The Paradox of Suspense XI – Features of the Attention as Engine of Suspense

Essential to our ability to feel suspense on repeated viewings then is our attention. The attention is best understood as the system by which we select (focus on) which information or stimulus we should process.[1] That is, the attention is the system that allocates where and to what end our processing resources should be allocated. Visual attention is the process by which we can focus on specific visual stimulation such individual words on a page (without which of course reading would be difficult if not impossible). Auditory attention is the process by which we can choose to focus on our friends’ voice or the whistling of the wind.[2] So, the attention allocates how much of our (limited) processor power gets allocated to tasks such as listening, seeing, feeling, recalling and encoding data. Because our attention (our processor power) is limited we prioritise tasks to focus on.[3] This limitation explains why we fail to carry on a meaningful conversation with a friend while simultaneously attempting to work out who is sleeping with who in our favourite soap.

This ability and propensity to focus on certain information or stimuli over other information or processes also extends to our ability to process enfolding stimuli over recalling stored experience. Encountering an ambulance on the road is a vivid instance of our ability and propensity to favour processing enfolding stimuli over stored experience. That is, when we are driving along a road and hear a blazing ambulance siren we do not focus (draw our attention) on explicitly remembering our last encounter with a similar or identical situation[4]. Rather, we focus (draw our attention) on where the ambulance is, where the noise is coming from, which direction the ambulance wants to go and what, if any, actions we should take to avoid holding the ambulance up. That is, in response to the ambulance’s siren we prioritise processing the immediate stimuli[5] (flashing lights, the noise) over recalling similar or identical past encounters stored in the long-term memory. So, when we encounter vivid and emotionally arousing stimuli we can, and often do, focus on processing unfolding events as a priority over integrating it with our memory[6]. In regard to narrative fiction, they offer many vivid and emotionally arousing scenes, situations and scenarios which we explicitly attempt to focus on understanding and processing with the consequence being that we may not recall past encounters with those scenes and ones similar to them[7]. Therefore, we may experience uncertainty in response to narratives we have certain knowledge of because we can prioritise processing immediate and unfolding stimuli over recalling similar scenes or situations stored in our long-term memory.


[1] John R Anderson, Cognitive Psychology and its Implications, 6th Edition, (London: Worth Publishers Ltd, 2004), p. 519.

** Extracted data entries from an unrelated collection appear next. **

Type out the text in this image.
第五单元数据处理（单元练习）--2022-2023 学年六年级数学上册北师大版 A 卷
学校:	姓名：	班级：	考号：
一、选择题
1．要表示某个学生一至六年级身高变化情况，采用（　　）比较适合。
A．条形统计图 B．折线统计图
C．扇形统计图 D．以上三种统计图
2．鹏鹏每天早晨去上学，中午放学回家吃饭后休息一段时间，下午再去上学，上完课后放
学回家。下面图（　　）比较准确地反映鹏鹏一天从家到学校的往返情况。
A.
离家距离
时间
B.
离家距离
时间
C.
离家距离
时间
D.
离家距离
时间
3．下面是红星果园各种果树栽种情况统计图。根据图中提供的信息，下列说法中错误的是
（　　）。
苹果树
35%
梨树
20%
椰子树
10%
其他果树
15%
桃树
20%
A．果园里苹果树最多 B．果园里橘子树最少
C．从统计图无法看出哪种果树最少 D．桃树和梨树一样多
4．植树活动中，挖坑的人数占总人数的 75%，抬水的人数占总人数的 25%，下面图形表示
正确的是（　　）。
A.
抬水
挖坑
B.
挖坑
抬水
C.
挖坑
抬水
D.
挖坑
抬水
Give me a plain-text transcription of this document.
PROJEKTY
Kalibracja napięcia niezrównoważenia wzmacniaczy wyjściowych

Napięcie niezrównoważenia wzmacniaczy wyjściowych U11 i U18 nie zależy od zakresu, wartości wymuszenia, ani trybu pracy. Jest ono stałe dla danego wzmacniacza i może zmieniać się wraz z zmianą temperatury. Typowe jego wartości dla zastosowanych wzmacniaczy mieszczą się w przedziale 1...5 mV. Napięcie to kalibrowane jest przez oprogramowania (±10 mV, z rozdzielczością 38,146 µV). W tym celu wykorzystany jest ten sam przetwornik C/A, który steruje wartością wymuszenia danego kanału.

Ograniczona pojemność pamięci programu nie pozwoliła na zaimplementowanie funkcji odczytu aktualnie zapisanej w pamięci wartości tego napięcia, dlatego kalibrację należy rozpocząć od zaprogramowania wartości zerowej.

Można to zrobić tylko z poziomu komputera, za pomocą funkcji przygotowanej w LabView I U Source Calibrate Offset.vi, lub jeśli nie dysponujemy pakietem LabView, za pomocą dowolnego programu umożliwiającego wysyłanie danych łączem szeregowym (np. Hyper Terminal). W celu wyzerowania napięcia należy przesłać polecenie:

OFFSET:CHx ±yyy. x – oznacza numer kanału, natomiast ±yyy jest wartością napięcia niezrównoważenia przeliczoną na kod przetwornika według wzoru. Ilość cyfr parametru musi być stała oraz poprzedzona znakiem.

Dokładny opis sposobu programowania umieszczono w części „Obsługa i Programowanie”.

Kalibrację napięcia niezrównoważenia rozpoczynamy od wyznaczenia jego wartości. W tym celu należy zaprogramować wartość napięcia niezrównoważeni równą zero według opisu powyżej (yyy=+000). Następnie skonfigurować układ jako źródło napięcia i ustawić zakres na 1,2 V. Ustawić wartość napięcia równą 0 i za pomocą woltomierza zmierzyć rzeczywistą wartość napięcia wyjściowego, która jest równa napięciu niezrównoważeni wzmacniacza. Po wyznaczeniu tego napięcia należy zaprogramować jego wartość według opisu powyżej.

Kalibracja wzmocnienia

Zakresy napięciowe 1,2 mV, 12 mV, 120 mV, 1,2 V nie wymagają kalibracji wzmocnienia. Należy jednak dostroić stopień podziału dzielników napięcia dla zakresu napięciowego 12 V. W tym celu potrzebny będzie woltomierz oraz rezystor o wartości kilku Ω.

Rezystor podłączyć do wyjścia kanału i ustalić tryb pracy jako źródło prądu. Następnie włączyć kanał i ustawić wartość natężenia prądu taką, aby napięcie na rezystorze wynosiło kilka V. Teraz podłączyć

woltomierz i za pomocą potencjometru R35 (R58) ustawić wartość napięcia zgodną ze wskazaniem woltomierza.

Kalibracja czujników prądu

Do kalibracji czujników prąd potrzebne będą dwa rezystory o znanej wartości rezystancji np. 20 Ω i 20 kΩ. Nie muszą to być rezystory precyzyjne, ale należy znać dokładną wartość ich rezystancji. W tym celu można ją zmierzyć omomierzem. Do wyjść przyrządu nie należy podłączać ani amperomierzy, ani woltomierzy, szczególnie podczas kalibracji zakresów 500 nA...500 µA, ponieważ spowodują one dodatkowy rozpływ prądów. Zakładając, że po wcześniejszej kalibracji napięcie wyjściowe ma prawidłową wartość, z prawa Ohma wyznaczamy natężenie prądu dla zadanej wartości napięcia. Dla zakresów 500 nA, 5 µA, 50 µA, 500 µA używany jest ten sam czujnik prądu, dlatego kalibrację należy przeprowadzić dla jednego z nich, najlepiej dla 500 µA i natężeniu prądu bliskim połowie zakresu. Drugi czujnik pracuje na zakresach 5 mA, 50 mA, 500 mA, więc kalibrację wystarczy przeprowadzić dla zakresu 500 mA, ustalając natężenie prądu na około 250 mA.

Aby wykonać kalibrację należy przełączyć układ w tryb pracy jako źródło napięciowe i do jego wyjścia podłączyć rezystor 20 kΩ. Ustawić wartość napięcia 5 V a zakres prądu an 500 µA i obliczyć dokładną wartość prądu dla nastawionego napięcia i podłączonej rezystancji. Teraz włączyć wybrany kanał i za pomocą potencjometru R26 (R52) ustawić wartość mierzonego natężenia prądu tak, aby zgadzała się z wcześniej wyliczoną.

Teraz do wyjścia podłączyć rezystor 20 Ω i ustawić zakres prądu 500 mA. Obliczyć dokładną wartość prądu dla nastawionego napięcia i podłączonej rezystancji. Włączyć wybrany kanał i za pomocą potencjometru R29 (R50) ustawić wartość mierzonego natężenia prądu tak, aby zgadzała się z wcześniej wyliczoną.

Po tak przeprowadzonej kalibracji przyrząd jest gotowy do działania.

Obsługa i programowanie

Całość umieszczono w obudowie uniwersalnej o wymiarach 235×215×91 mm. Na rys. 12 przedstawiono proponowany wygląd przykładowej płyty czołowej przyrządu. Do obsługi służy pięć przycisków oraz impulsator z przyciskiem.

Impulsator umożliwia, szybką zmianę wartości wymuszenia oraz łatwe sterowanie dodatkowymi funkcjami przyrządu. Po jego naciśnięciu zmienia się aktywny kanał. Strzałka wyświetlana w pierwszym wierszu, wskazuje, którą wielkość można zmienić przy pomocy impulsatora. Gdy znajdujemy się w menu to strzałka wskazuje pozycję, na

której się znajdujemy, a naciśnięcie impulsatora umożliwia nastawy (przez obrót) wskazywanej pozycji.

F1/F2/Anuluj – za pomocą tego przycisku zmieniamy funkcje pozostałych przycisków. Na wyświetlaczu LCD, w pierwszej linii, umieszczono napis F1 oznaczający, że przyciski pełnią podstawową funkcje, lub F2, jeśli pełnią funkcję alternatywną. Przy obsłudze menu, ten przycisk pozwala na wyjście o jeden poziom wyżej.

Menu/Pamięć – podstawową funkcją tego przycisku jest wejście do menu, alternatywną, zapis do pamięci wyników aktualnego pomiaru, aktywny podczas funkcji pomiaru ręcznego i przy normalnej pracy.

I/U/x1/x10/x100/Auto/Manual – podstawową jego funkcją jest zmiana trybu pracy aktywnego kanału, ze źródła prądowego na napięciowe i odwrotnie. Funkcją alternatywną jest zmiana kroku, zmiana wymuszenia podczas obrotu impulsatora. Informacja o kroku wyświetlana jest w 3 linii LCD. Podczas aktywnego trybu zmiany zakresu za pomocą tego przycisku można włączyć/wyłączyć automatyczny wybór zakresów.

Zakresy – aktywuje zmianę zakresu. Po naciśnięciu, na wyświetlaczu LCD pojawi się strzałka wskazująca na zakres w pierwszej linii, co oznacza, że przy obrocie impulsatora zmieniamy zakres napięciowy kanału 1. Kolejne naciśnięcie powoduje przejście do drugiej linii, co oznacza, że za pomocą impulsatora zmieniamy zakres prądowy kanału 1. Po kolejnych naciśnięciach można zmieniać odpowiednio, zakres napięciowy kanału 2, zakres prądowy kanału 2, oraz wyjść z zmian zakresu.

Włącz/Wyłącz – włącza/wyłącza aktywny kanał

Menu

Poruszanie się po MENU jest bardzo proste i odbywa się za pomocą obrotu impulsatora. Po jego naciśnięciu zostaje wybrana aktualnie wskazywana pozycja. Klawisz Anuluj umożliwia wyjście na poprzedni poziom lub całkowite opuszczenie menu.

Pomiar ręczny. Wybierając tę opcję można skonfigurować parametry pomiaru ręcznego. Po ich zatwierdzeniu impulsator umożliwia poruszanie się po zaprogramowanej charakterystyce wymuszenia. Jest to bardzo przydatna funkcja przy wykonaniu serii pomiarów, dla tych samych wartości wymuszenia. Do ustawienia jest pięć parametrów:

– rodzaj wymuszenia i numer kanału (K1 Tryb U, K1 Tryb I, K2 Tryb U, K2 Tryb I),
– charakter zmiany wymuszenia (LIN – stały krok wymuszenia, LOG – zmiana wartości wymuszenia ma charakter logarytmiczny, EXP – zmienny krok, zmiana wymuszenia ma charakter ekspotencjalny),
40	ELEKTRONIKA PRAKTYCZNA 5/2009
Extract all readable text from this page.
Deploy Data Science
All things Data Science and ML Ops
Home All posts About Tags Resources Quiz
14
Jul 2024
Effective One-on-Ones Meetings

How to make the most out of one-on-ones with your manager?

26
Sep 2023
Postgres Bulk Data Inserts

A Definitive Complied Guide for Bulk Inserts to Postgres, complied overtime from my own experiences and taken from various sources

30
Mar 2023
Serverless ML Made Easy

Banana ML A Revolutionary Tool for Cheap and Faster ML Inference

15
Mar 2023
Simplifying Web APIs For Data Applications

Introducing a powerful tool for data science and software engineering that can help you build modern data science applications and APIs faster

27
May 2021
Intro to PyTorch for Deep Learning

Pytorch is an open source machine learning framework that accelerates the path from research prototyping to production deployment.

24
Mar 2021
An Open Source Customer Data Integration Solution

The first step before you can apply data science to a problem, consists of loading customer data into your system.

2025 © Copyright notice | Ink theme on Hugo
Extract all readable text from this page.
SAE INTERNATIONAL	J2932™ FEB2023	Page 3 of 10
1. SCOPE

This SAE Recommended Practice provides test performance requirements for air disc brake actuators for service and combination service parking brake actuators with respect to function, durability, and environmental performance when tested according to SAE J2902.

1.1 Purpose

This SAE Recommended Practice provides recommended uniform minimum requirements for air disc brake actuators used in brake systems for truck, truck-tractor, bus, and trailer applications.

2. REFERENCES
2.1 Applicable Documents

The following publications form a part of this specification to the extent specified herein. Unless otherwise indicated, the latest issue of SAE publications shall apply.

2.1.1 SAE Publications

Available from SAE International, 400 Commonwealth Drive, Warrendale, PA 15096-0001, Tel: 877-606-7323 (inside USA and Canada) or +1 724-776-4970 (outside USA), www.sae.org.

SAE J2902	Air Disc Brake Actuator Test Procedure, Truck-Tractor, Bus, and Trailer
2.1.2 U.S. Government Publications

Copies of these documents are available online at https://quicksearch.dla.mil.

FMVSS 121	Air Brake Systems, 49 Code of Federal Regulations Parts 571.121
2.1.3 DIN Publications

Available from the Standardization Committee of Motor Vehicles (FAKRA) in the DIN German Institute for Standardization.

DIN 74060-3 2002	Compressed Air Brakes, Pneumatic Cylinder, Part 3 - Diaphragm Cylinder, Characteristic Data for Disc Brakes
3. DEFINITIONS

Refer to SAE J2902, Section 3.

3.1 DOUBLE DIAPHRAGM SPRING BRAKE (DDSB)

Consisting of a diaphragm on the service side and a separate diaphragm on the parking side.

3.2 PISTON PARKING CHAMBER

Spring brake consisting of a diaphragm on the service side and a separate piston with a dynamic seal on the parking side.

[2] Elizabeth A Styles, Attention, Perception and Memory, (Hove: Psychology Press, 2005), p. 185

[3] Ibid, pp. 212-214.

[4] That is, we do not integrate it into memory by squaring our current experience with those we have encountered in the past. This is not to say that past experiences cannot shape our intuitions and instincts, they are however, implicit processes not controlled or under the remit of the explicit processes of the attention.

[5] An article that illustrates our propensity to focus on processing vivid and emotionally arousing stimuli see L M  Hulse & A Memon ‘Fatal impact? The effects of emotional arousal and weapon presence on police officers’ memories for a simulated crime’, Legal and Criminological Psychology, 11, (2006), pp. 313–325.

[6] For the many ways this propensity affects the encoding state of memory see A Burke, F Heuer & D Reisberg, ‘Remembering emotional events’, Memory & Cognition, 20, (1992) pp. 277–290.

[7] Without this ability many films and novels would be unbearable. If we did automatically recall similar or identical encounters with fiction every time we encountered a new action film we would spend half the film thinking about old films and the similarities between them all. Of course this is not to say that we cannot recall similarities between what we are seeing now and past experiences similar to them. However, if we were all obliged to do this and did so often then it seems unlikely that more than one Steven Seagal film would ever be made.